After downloading the vocabularies you will have a set of csvs (along with a tool to add the CPT-4 codes if you wish). To quickly create a duckdb vocab database you could use the following code. Here, after pointing to the unzipped folder containg the csvs, we’ll read each table into memory and write them to a duckdb database which we’ll save in the same folder.
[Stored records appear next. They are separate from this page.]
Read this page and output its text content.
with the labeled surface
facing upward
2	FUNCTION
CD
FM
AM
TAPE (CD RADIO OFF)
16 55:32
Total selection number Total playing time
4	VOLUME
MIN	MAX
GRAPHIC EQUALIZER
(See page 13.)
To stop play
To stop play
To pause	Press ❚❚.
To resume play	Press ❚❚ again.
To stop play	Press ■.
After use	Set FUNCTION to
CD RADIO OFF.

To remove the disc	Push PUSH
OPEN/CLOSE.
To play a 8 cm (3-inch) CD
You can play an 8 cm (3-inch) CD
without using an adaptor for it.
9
We’ll also add an empty person and observation period table so that you can create a cdm reference at the end.

library(readr)
library(DBI)
library(duckdb)
library(omopgenerics)

vocab_folder <- here() # add path to directory

# read in files
concept <- read_delim(here(vocab_folder, "CONCEPT.csv"),
                      "\t",
                      escape_double = FALSE, trim_ws = TRUE
)
concept_relationship <- read_delim(here(vocab_folder, "CONCEPT_RELATIONSHIP.csv"),
                                   "\t",
                                   escape_double = FALSE, trim_ws = TRUE
)
concept_ancestor <- read_delim(here(vocab_folder, "CONCEPT_ANCESTOR.csv"),
                               "\t",
                               escape_double = FALSE, trim_ws = TRUE
)
concept_synonym <- read_delim(here(vocab_folder, "CONCEPT_SYNONYM.csv"),
                              "\t",
                              escape_double = FALSE, trim_ws = TRUE
)
vocabulary <- read_delim(here(vocab_folder, "VOCABULARY.csv"), "\t",
                         escape_double = FALSE, trim_ws = TRUE
)

# write to duckdb
db <- dbConnect(duckdb(), here(vocab_folder,"vocab.duckdb"))
dbWriteTable(db, "concept", concept, overwrite = TRUE)
dbWriteTable(db, "concept_relationship", concept_relationship, overwrite = TRUE)
dbWriteTable(db, "concept_ancestor", concept_ancestor, overwrite = TRUE)
dbWriteTable(db, "concept_synonym", concept_synonym, overwrite = TRUE)
dbWriteTable(db, "vocabulary", vocabulary, overwrite = TRUE)
# add empty person and observation period tables
person_cols <- omopColumns("person")
person <- data.frame(matrix(ncol = length(person_cols), nrow = 0))
colnames(person) <- person_cols
dbWriteTable(db, "person", person, overwrite = TRUE)
observation_period_cols <- omopColumns("observation_period")
observation_period <- data.frame(matrix(ncol = length(observation_period_cols), nrow = 0))
colnames(observation_period) <- observation_period_cols
dbWriteTable(db, "observation_period", observation_period, overwrite = TRUE)
dbDisconnect(db)

Now we could create a cdm reference to our OMOP CDM vocabulary database.

db <- dbConnect(duckdb(), here(vocab_folder,"vocab.duckdb"))
cdm <- cdmFromCon(db, "main", "main", cdmName = "vocabularise", .softValidation = TRUE)

This vocabulary only database can be then used for the various functions for identifying codes of interest. However, as it doesn’t contain patient-level records it won’t be relevant for functions summarising the use of codes, etc. Here we have shown how to make a local duckdb database, but a similar approach could also be used for other database management systems.